CODEWITHSUNDEEP
cmemory-management
rurouniwallace
rurouniwallace

Reputation: 2087

call to malloc appears to modify unrelated data

This is my first time posting a question to the forum, by the way. I'm having problems implementing an algorithm, and I've narrowed it down to the following lines of code:

int Jacobi( double** A, double* b, int n, double* x0,
double tol, int maxInt ) {
    int i = 0;
    int j = 0;
    int done = 0;
    int loopCount = 0;

    /*previous x variable*/
    double* xPrev = 0;

    /*update information*/
    double** T = 0;
    double* c = 0;

    /*initialize x previous to a very large value*/
--->xPrev = ( double* )malloc( sizeof( double ) * n );
    for( i = 0; i < n; i++ ) {
            xPrev[ i ] = 5000.0;
    }
    ...
}

By inspection via gdb, I have found that the line with the arrow pointing to it is the one that is causing the trouble. Before that line is executed, x0[ 1 ] = 1. Afterwards, it is somehow changed to x0[ 1 ] = (an extremely small number that I think is the minimum double precision value). I can't figure out why this is happening, or how it is possible. Does anyone have any insight?

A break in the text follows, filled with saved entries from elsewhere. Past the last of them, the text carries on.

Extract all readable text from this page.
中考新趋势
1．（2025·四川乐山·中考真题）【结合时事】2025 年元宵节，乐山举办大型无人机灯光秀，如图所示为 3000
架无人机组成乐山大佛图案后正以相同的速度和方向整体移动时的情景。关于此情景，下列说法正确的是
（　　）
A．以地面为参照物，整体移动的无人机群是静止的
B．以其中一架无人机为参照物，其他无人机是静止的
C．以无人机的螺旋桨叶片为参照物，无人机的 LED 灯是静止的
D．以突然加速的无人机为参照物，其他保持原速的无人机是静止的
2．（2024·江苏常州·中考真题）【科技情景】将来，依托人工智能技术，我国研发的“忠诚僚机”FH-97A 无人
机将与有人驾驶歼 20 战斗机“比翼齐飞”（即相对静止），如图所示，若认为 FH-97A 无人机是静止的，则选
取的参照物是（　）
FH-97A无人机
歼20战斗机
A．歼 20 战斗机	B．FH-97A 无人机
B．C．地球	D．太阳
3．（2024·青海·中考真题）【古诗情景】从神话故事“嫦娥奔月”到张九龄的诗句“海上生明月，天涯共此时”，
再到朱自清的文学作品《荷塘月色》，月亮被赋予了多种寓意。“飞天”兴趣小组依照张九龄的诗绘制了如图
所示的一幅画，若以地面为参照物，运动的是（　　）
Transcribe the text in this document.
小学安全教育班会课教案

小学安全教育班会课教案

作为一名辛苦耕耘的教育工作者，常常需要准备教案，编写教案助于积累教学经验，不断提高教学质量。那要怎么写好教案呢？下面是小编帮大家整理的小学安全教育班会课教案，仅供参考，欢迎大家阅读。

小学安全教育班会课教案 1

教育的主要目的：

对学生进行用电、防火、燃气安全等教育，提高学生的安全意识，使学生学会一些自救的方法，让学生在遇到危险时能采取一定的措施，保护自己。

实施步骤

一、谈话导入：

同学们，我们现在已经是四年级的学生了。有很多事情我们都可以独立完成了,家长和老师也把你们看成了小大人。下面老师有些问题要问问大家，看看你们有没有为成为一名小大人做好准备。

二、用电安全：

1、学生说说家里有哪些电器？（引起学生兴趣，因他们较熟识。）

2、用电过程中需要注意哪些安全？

Here is the gdb run to prove it:

(gdb) break 88
Breakpoint 1 at 0x804881f: file linsys.c, line 88.
(gdb) run
Starting program: /home/stu1/s11/gaw9451/Courses/AP/hw4/linsys_test

Breakpoint 1, Jacobi (A=0x804b008, b=0x804b048, n=2, x0=0x804b060,
tol=9.9999999999999998e-13, maxInt=8) at linsys.c:88
88              xPrev = ( double* )malloc( sizeof( double ) * n );
(gdb) display x0[ 1 ]
1: x0[ 1 ] = 1
(gdb) next
89              for( i = 0; i < n; i++ ) {
1: x0[ 1 ] = 5.3049894774131808e-313

On a possibly related note, I get an error at run time when I free the variable xPrev at the end of the function. I had to comment it out to see any output from my program.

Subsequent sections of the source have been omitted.